I have said before that repeated trauma is really three forms of trauma: what did happen, what didn’t happen and what you did to protect yourself from the trauma. This is why it can be a long process to untangle it all. Getting to know Wondergirl, getting to know whatever superhero you used, is way to understand how you protected yourself. In fact, you can’t really heal from trauma until you really get acquainted with your superhero, until you understand her or him. And until you take over their role—in a new and more reasonable way. The role of our superheroes was one above all: Keep us away from our trauma and ever experiencing it again. They work so hard to keep you from feeling bad, but their hard work keeps you from getting well, from getting whole.

We need to see our trauma to heal from it. Not all at once. But we need to know it, and we need to feel it and we need to be able to move with it and talk about it. We need it to become a whole story so that it can move it to the past. And Wondergirl is designed to keep you away from it—Wondergirl lives in an ever-present-past.
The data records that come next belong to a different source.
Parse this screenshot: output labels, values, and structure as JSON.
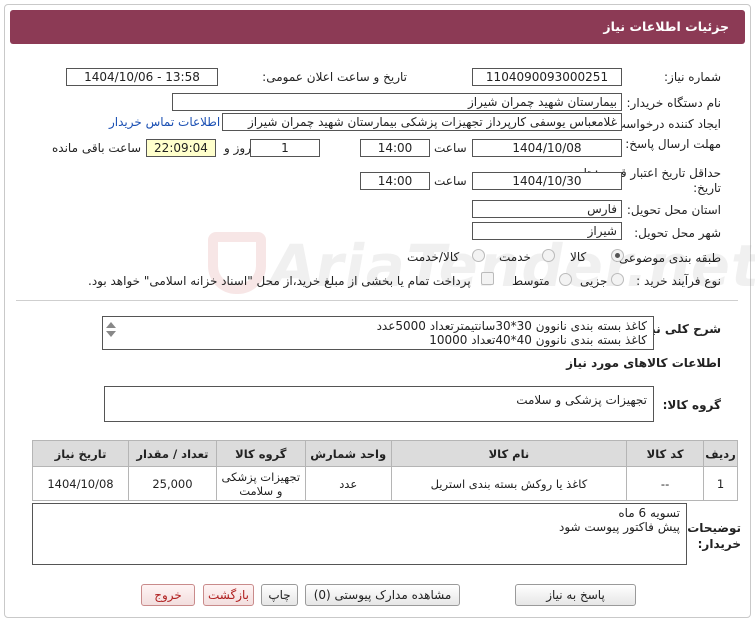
{
  "header": {
    "title": "جزئیات اطلاعات نیاز"
  },
  "fields": {
    "need_number_label": "شماره نیاز:",
    "need_number": "1104090093000251",
    "announce_label": "تاریخ و ساعت اعلان عمومی:",
    "announce_value": "1404/10/06 - 13:58",
    "buyer_org_label": "نام دستگاه خریدار:",
    "buyer_org": "بیمارستان شهید چمران شیراز",
    "creator_label": "ایجاد کننده درخواست:",
    "creator": "غلامعباس  یوسفی کارپرداز تجهیزات پزشکی بیمارستان شهید چمران شیراز",
    "contact_link": "اطلاعات تماس خریدار",
    "deadline_label": "مهلت ارسال پاسخ: تا تاریخ:",
    "deadline_date": "1404/10/08",
    "time_label": "ساعت",
    "deadline_time": "14:00",
    "days_value": "1",
    "days_label": "روز و",
    "remaining_time": "22:09:04",
    "remaining_label": "ساعت باقی مانده",
    "min_validity_label": "حداقل تاریخ اعتبار قیمت: تا تاریخ:",
    "validity_date": "1404/10/30",
    "validity_time": "14:00",
    "province_label": "استان محل تحویل:",
    "province": "فارس",
    "city_label": "شهر محل تحویل:",
    "city": "شیراز",
    "category_label": "طبقه بندی موضوعی:",
    "category_options": [
      "کالا",
      "خدمت",
      "کالا/خدمت"
    ],
    "process_label": "نوع فرآیند خرید :",
    "process_options": [
      "جزیی",
      "متوسط"
    ],
    "payment_note": "پرداخت تمام یا بخشی از مبلغ خرید،از محل \"اسناد خزانه اسلامی\" خواهد بود."
  },
  "summary": {
    "label": "شرح کلی نیاز:",
    "line1": "کاغذ بسته بندی نانوون 30*30سانتیمترتعداد 5000عدد",
    "line2": "کاغذ بسته بندی نانوون 40*40تعداد 10000"
  },
  "goods": {
    "section_title": "اطلاعات کالاهای مورد نیاز",
    "group_label": "گروه کالا:",
    "group_value": "تجهیزات پزشکی و سلامت",
    "columns": [
      "ردیف",
      "کد کالا",
      "نام کالا",
      "واحد شمارش",
      "گروه کالا",
      "تعداد / مقدار",
      "تاریخ نیاز"
    ],
    "rows": [
      {
        "index": "1",
        "code": "--",
        "name": "کاغذ یا روکش بسته بندی استریل",
        "unit": "عدد",
        "group": "تجهیزات پزشکی و سلامت",
        "qty": "25,000",
        "date": "1404/10/08"
      }
    ]
  },
  "buyer_notes": {
    "label": "توضیحات خریدار:",
    "line1": "تسویه  6 ماه",
    "line2": "پیش فاکتور پیوست شود"
  },
  "buttons": {
    "reply": "پاسخ به نیاز",
    "attachments": "مشاهده مدارک پیوستی (0)",
    "print": "چاپ",
    "back": "بازگشت",
    "exit": "خروج"
  },
  "watermark": "AriaTender.net",
  "colors": {
    "header_bg": "#8c3a55",
    "link": "#1a4fb3",
    "remaining_bg": "#ffffcc"
  }
}
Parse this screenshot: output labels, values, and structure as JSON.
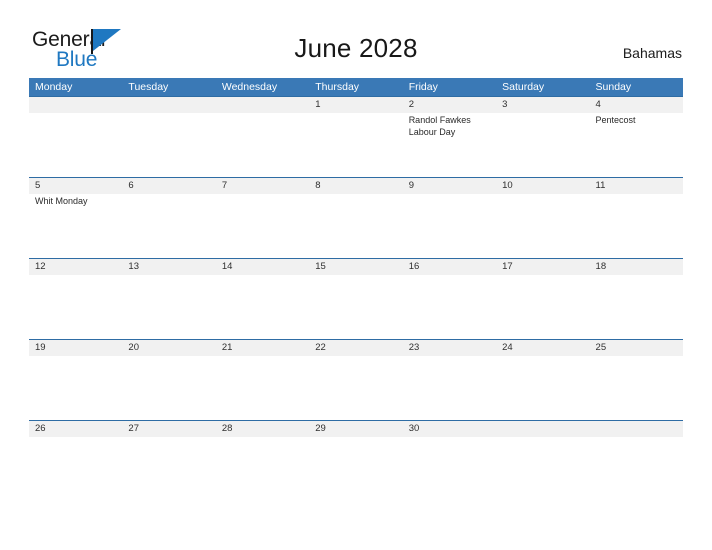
{
  "brand": {
    "name_part1": "General",
    "name_part2": "Blue",
    "accent_color": "#1f78c1"
  },
  "header": {
    "title": "June 2028",
    "country": "Bahamas"
  },
  "calendar": {
    "header_bg": "#3a79b6",
    "row_band_bg": "#f1f1f1",
    "weekdays": [
      "Monday",
      "Tuesday",
      "Wednesday",
      "Thursday",
      "Friday",
      "Saturday",
      "Sunday"
    ],
    "weeks": [
      {
        "days": [
          {
            "number": "",
            "events": []
          },
          {
            "number": "",
            "events": []
          },
          {
            "number": "",
            "events": []
          },
          {
            "number": "1",
            "events": []
          },
          {
            "number": "2",
            "events": [
              "Randol Fawkes",
              "Labour Day"
            ]
          },
          {
            "number": "3",
            "events": []
          },
          {
            "number": "4",
            "events": [
              "Pentecost"
            ]
          }
        ]
      },
      {
        "days": [
          {
            "number": "5",
            "events": [
              "Whit Monday"
            ]
          },
          {
            "number": "6",
            "events": []
          },
          {
            "number": "7",
            "events": []
          },
          {
            "number": "8",
            "events": []
          },
          {
            "number": "9",
            "events": []
          },
          {
            "number": "10",
            "events": []
          },
          {
            "number": "11",
            "events": []
          }
        ]
      },
      {
        "days": [
          {
            "number": "12",
            "events": []
          },
          {
            "number": "13",
            "events": []
          },
          {
            "number": "14",
            "events": []
          },
          {
            "number": "15",
            "events": []
          },
          {
            "number": "16",
            "events": []
          },
          {
            "number": "17",
            "events": []
          },
          {
            "number": "18",
            "events": []
          }
        ]
      },
      {
        "days": [
          {
            "number": "19",
            "events": []
          },
          {
            "number": "20",
            "events": []
          },
          {
            "number": "21",
            "events": []
          },
          {
            "number": "22",
            "events": []
          },
          {
            "number": "23",
            "events": []
          },
          {
            "number": "24",
            "events": []
          },
          {
            "number": "25",
            "events": []
          }
        ]
      },
      {
        "days": [
          {
            "number": "26",
            "events": []
          },
          {
            "number": "27",
            "events": []
          },
          {
            "number": "28",
            "events": []
          },
          {
            "number": "29",
            "events": []
          },
          {
            "number": "30",
            "events": []
          },
          {
            "number": "",
            "events": []
          },
          {
            "number": "",
            "events": []
          }
        ]
      }
    ]
  }
}
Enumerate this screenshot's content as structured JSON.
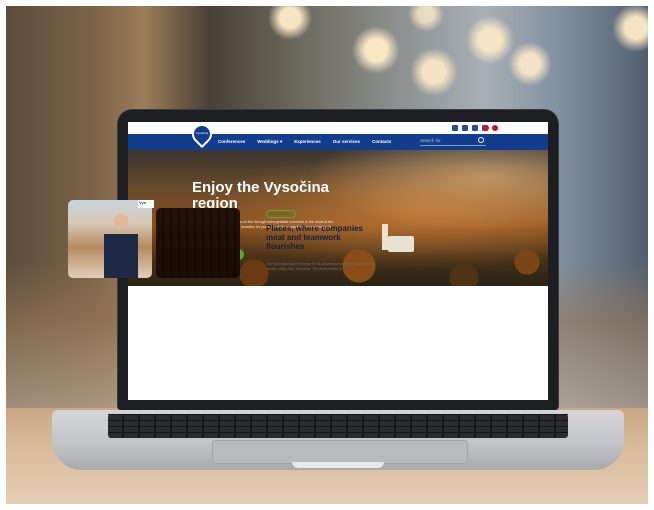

Basically, you fire Wondergirl. You tell her that her job is no longer necessary. You thank her for her long years of service and you metaphorically send her back to the life of a sixteen year old. Then you take over the job of getting things done. Over and over. Under stress she can show back up again. And with discipline you send her back in again. It takes a lot of repetition. A lot catching yourself in the act.

And then one day you notice that she’s gone. That it is a particularly stressful week, or stressful day and you miss that turbo-charged gear that she had. You realize that she’s no longer part of your system. You aren’t protecting yourself from an old crisis—you are just living through the everyday ups and downs that we all live through. Some days more up and some days more down.

And on those days I miss her. I don’t want her running my life, but I miss her as the loyal and somewhat annoying friend and superhero that she was. She was a constant companion for so long but we grew apart—as friends can. I miss the bright and shiny feeling that you can have, flying with your cape on. I miss her ‘I can do anything’ attitude. I miss her endless energy. Life is quieter without her. She kind of leaves a hole behind when she goes.

But in return for the loss of her I have gotten to know parts of myself that had been hidden away—the parts she worked so hard to protect. Yes, I can miss feeling bright and shiny, but I have come to appreciate a steadfastness and calm I never knew. And yes, I miss the endless energy, but I now operate within an energy budget that has me feeling like I can give so much more than I could before—to myself and others. And mostly I am struck for Wondergirl, like all superheroes, that they never really get to hear how much they are appreciated. They are always gone before everyone realizes what has happened. How they saved the day. The citizens all stand around thanking Superman and he is already back in the Office of the Daily Planet, typing. And so it is for Wondergirl. She’s gone and I am left in gratitude for the hard work and protection that she offered me. I hope she knows.